I went and passed the Captain’s respects to the Colonel.  All he required was the room.  He thanked me, shook my hand, and that was my meeting with a holder of the Medal of Honor.

These were some of the heroes I worked with and came to know during my Navy career.  Ordinary, everyday men, who when the situation called for it, rose above themselves. I served with heroes! Where are today’s heroes?  They must all be in the Seal Teams.  Those guys rock!

Now I look at the above photo of American sailors kneeling on the deck crying while being held captive, after surrendering their boats and weapons without any resistance. They gave in to a bunch of unintelligent sand apes. I grieve for the Navy that I knew.  The only reaction to the situation that I have read is a few people were relieved and the sailors were probably sent to a therapist to ensure they have no permanent mental trauma from the experience.
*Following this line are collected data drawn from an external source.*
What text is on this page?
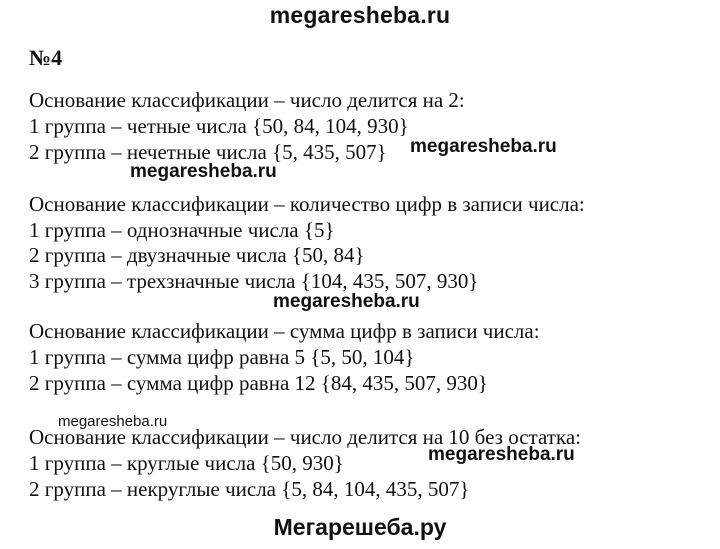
megaresheba.ru
№4
Основание классификации – число делится на 2:
1 группа – четные числа {50, 84, 104, 930}
2 группа – нечетные числа {5, 435, 507} megaresheba.ru
megaresheba.ru
Основание классификации – количество цифр в записи числа:
1 группа – однозначные числа {5}
2 группа – двузначные числа {50, 84}
3 группа – трехзначные числа {104, 435, 507, 930}
megaresheba.ru
Основание классификации – сумма цифр в записи числа:
1 группа – сумма цифр равна 5 {5, 50, 104}
2 группа – сумма цифр равна 12 {84, 435, 507, 930}
megaresheba.ru
Основание классификации – число делится на 10 без остатка:
1 группа – круглые числа {50, 930}	megaresheba.ru
2 группа – некруглые числа {5, 84, 104, 435, 507}
Мегарешеба.ру
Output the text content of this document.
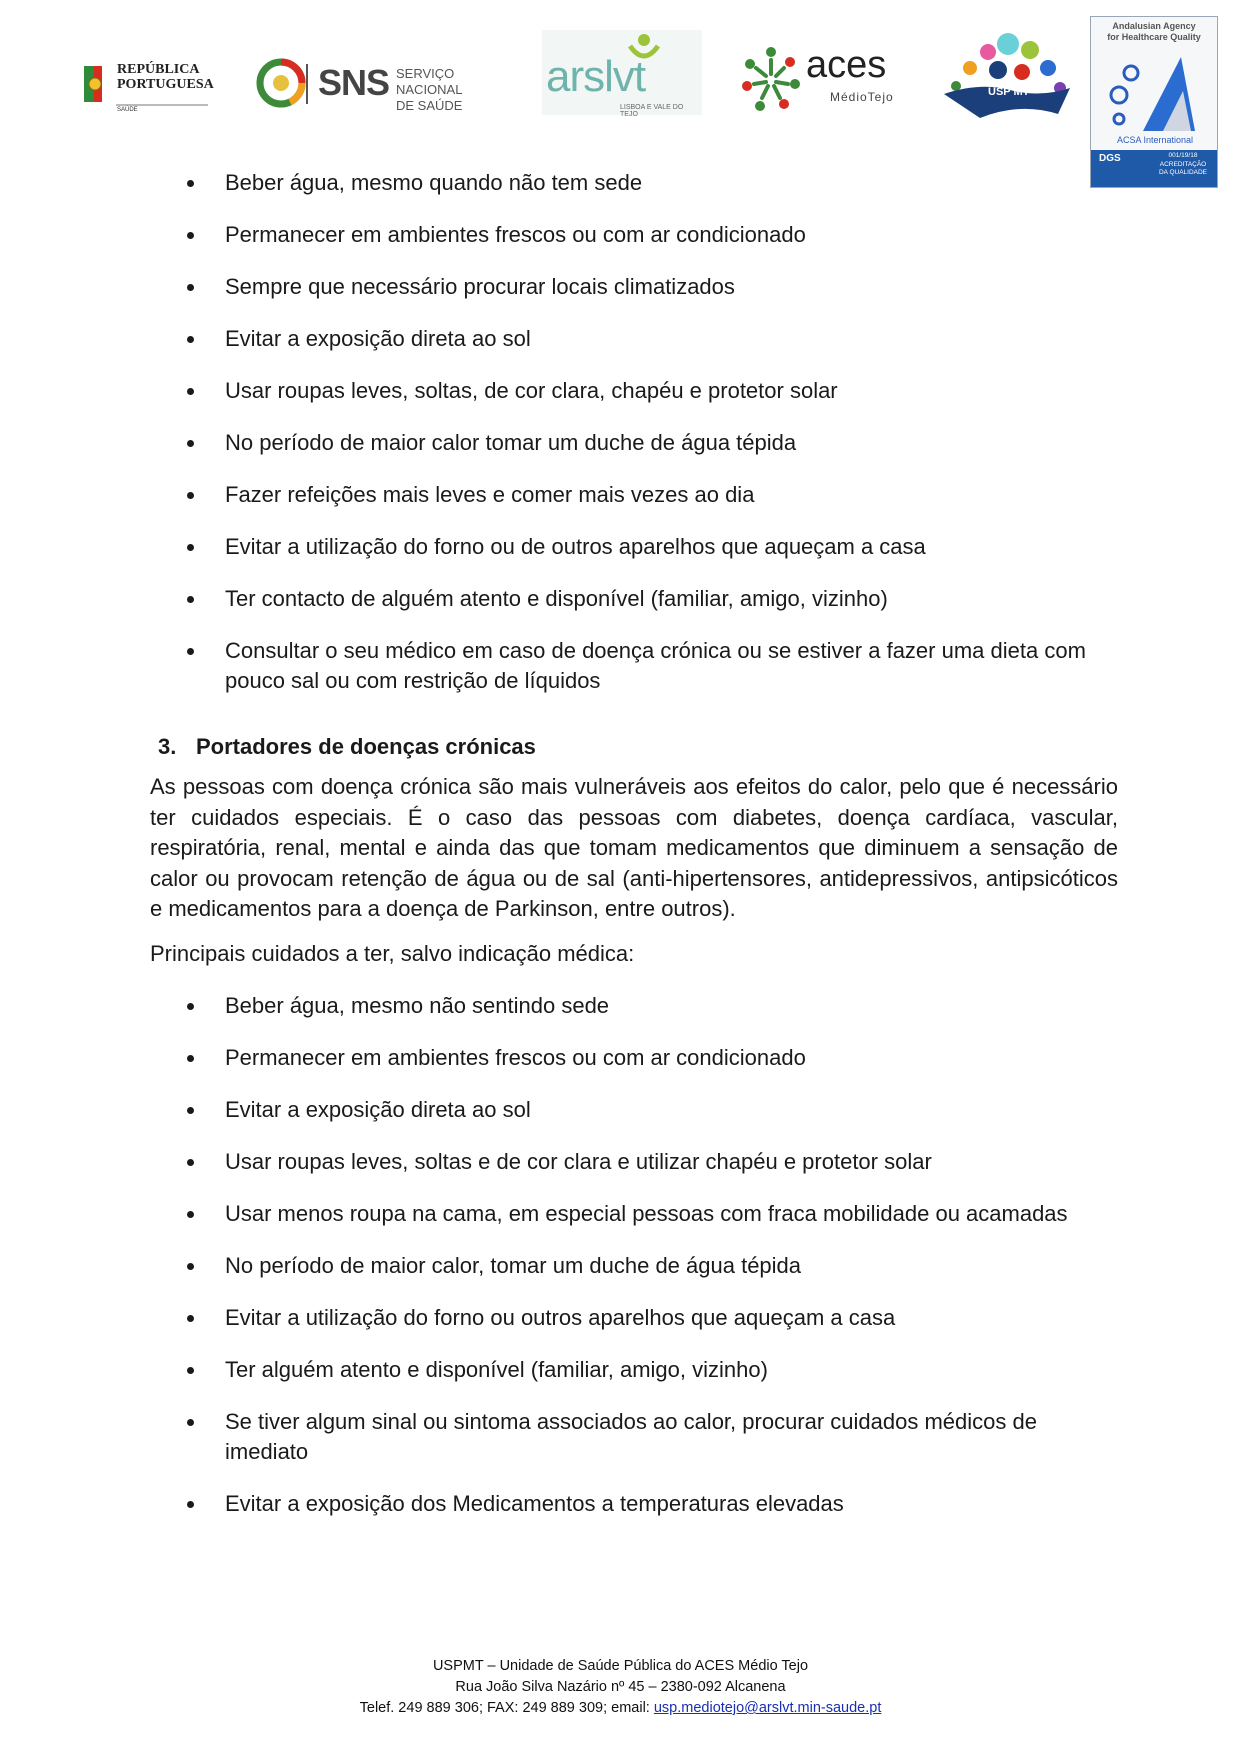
REPÚBLICA
PORTUGUESA
SAÚDE
SNS SERVIÇO NACIONAL
DE SAÚDE
arslvt
LISBOA E VALE DO TEJO
aces
MédioTejo	USP MT
Andalusian Agency
for Healthcare Quality
ACSA International
DGS	001/19/18
ACREDITAÇÃO
DA QUALIDADE
Beber água, mesmo quando não tem sede
Permanecer em ambientes frescos ou com ar condicionado
Sempre que necessário procurar locais climatizados
Evitar a exposição direta ao sol
Usar roupas leves, soltas, de cor clara, chapéu e protetor solar
No período de maior calor tomar um duche de água tépida
Fazer refeições mais leves e comer mais vezes ao dia
Evitar a utilização do forno ou de outros aparelhos que aqueçam a casa
Ter contacto de alguém atento e disponível (familiar, amigo, vizinho)
Consultar o seu médico em caso de doença crónica ou se estiver a fazer uma dieta com pouco sal ou com restrição de líquidos
3. Portadores de doenças crónicas

As pessoas com doença crónica são mais vulneráveis aos efeitos do calor, pelo que é necessário ter cuidados especiais. É o caso das pessoas com diabetes, doença cardíaca, vascular, respiratória, renal, mental e ainda das que tomam medicamentos que diminuem a sensação de calor ou provocam retenção de água ou de sal (anti-hipertensores, antidepressivos, antipsicóticos e medicamentos para a doença de Parkinson, entre outros).

Principais cuidados a ter, salvo indicação médica:

Beber água, mesmo não sentindo sede
Permanecer em ambientes frescos ou com ar condicionado
Evitar a exposição direta ao sol
Usar roupas leves, soltas e de cor clara e utilizar chapéu e protetor solar
Usar menos roupa na cama, em especial pessoas com fraca mobilidade ou acamadas
No período de maior calor, tomar um duche de água tépida
Evitar a utilização do forno ou outros aparelhos que aqueçam a casa
Ter alguém atento e disponível (familiar, amigo, vizinho)
Se tiver algum sinal ou sintoma associados ao calor, procurar cuidados médicos de imediato
Evitar a exposição dos Medicamentos a temperaturas elevadas
USPMT – Unidade de Saúde Pública do ACES Médio Tejo
Rua João Silva Nazário nº 45 – 2380-092 Alcanena
Telef. 249 889 306; FAX: 249 889 309; email: usp.mediotejo@arslvt.min-saude.pt
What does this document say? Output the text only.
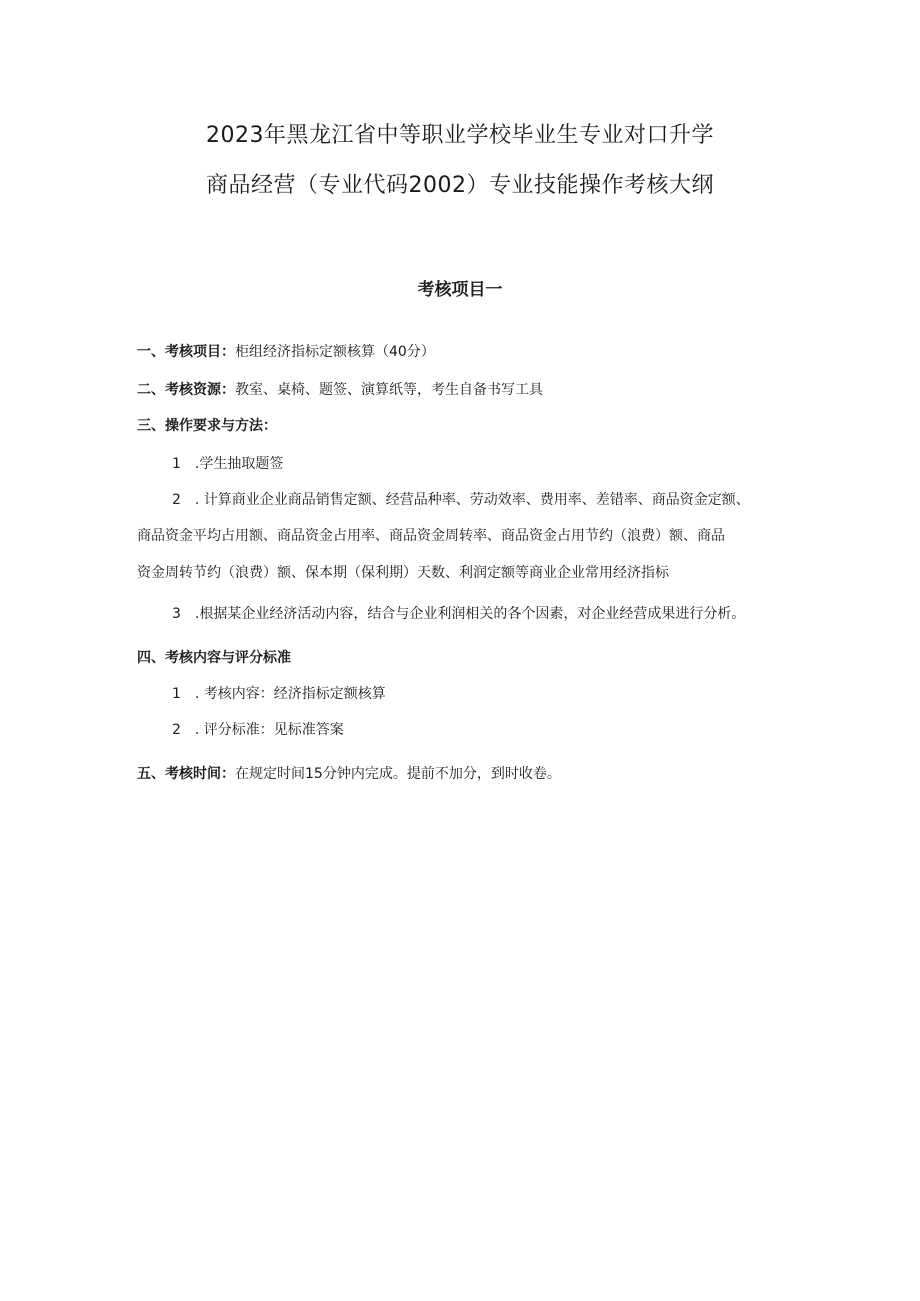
2023年黑龙江省中等职业学校毕业生专业对口升学
商品经营（专业代码2002）专业技能操作考核大纲
考核项目一
一、考核项目：柜组经济指标定额核算（40分）
二、考核资源：教室、桌椅、题签、演算纸等，考生自备书写工具
三、操作要求与方法：
1　.学生抽取题签
2　. 计算商业企业商品销售定额、经营品种率、劳动效率、费用率、差错率、商品资金定额、
商品资金平均占用额、商品资金占用率、商品资金周转率、商品资金占用节约（浪费）额、商品
资金周转节约（浪费）额、保本期（保利期）天数、利润定额等商业企业常用经济指标
3　.根据某企业经济活动内容，结合与企业利润相关的各个因素，对企业经营成果进行分析。
四、考核内容与评分标准
1　. 考核内容：经济指标定额核算
2　. 评分标准：见标准答案
五、考核时间：在规定时间15分钟内完成。提前不加分，到时收卷。
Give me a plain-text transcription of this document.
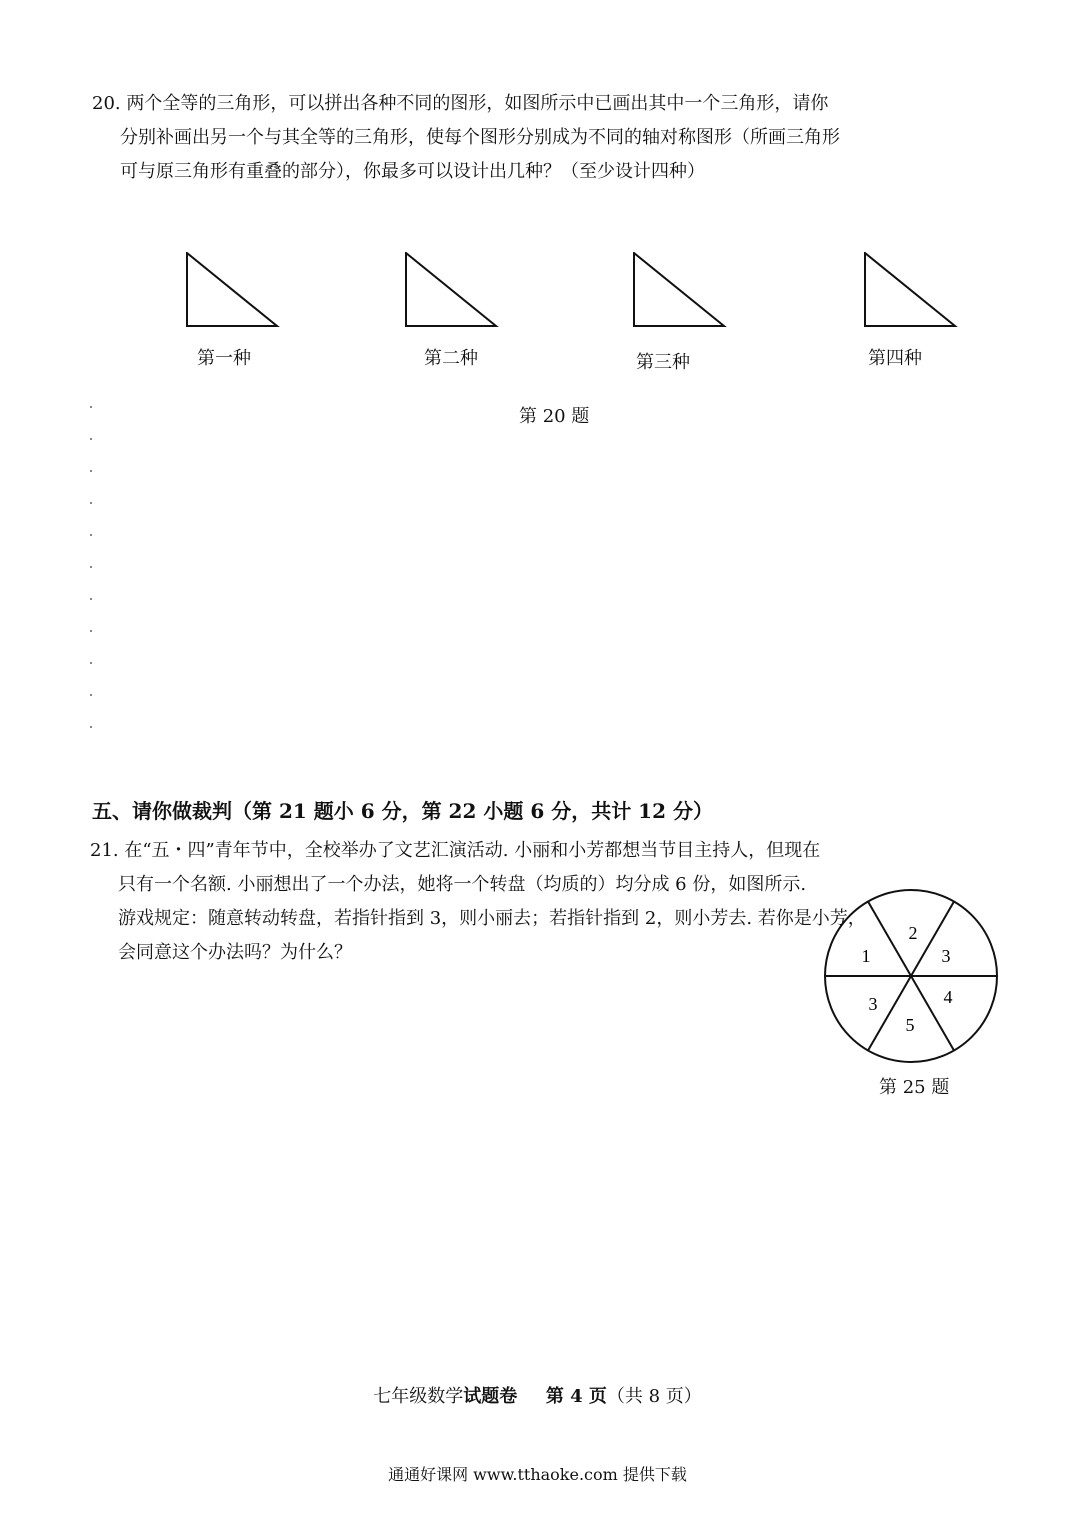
20. 两个全等的三角形，可以拼出各种不同的图形，如图所示中已画出其中一个三角形，请你
分别补画出另一个与其全等的三角形，使每个图形分别成为不同的轴对称图形（所画三角形
可与原三角形有重叠的部分），你最多可以设计出几种？（至少设计四种）
第一种	第二种	第三种	第四种
第 20 题
五、请你做裁判（第 21 题小 6 分，第 22 小题 6 分，共计 12 分）
21. 在“五・四”青年节中，全校举办了文艺汇演活动. 小丽和小芳都想当节目主持人，但现在
只有一个名额. 小丽想出了一个办法，她将一个转盘（均质的）均分成 6 份，如图所示.
游戏规定：随意转动转盘，若指针指到 3，则小丽去；若指针指到 2，则小芳去. 若你是小芳，
会同意这个办法吗？为什么？
2
3
4
5
3
1
第 25 题
七年级数学试题卷 第 4 页（共 8 页）
通通好课网 www.tthaoke.com 提供下载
According to the reports their electronic navigation equipment and some of their communications gear was inoperable, as well as personnel lacking proper training.  I believe one of the boats experienced an engineering casualty and was being towed.   What has happened to take care of your gear and equipment?  Someone probably missed maintenance training for a diversity workshop. A total cluster fuck.

I almost daily read of Officers and Senior Enlisted leaders being relieved because someone “Lost confidence in their ability to lead.”  Just what does that mean.  Let’s break it down!

With today’s kinder gentler touchy-feely Navy, shipboard leaders are no longer permitted to enforce discipline to get the job done.  Deck plate discipline, fan room counseling, XO’s “I”, and CO’s Mast have been replaced by a Chief or Officer wasting time with one-on-one counseling and Discipline Review Boards. I guess instead of handing out Achievement Medals for wearing the proper uniform they hand out frowny face stickers.

Those CO’s, XO’s, officers and Chiefs that try to enforce discipline and carry out a mandated routine are at the mercy of the crew when higher authority conducts a Command Assessment which gives the malcontents and those with a perceived personal slight a chance to wreak revenge on the command or the Chief.

Another frequent topic is the number of ships that are “Broke Dick” because of a lack of maintenance training, rate training, and operational errors on the part of the crew.  This resulted in a ship aground on a reef in the Philippine Islands and another rusting away in Singapore waiting for a replacement part.

I could continue this, but I am getting more and more depressed as I write.  I’ll just leave it here and maybe someday I will write the rest of this story.  That is if I can keep from gagging.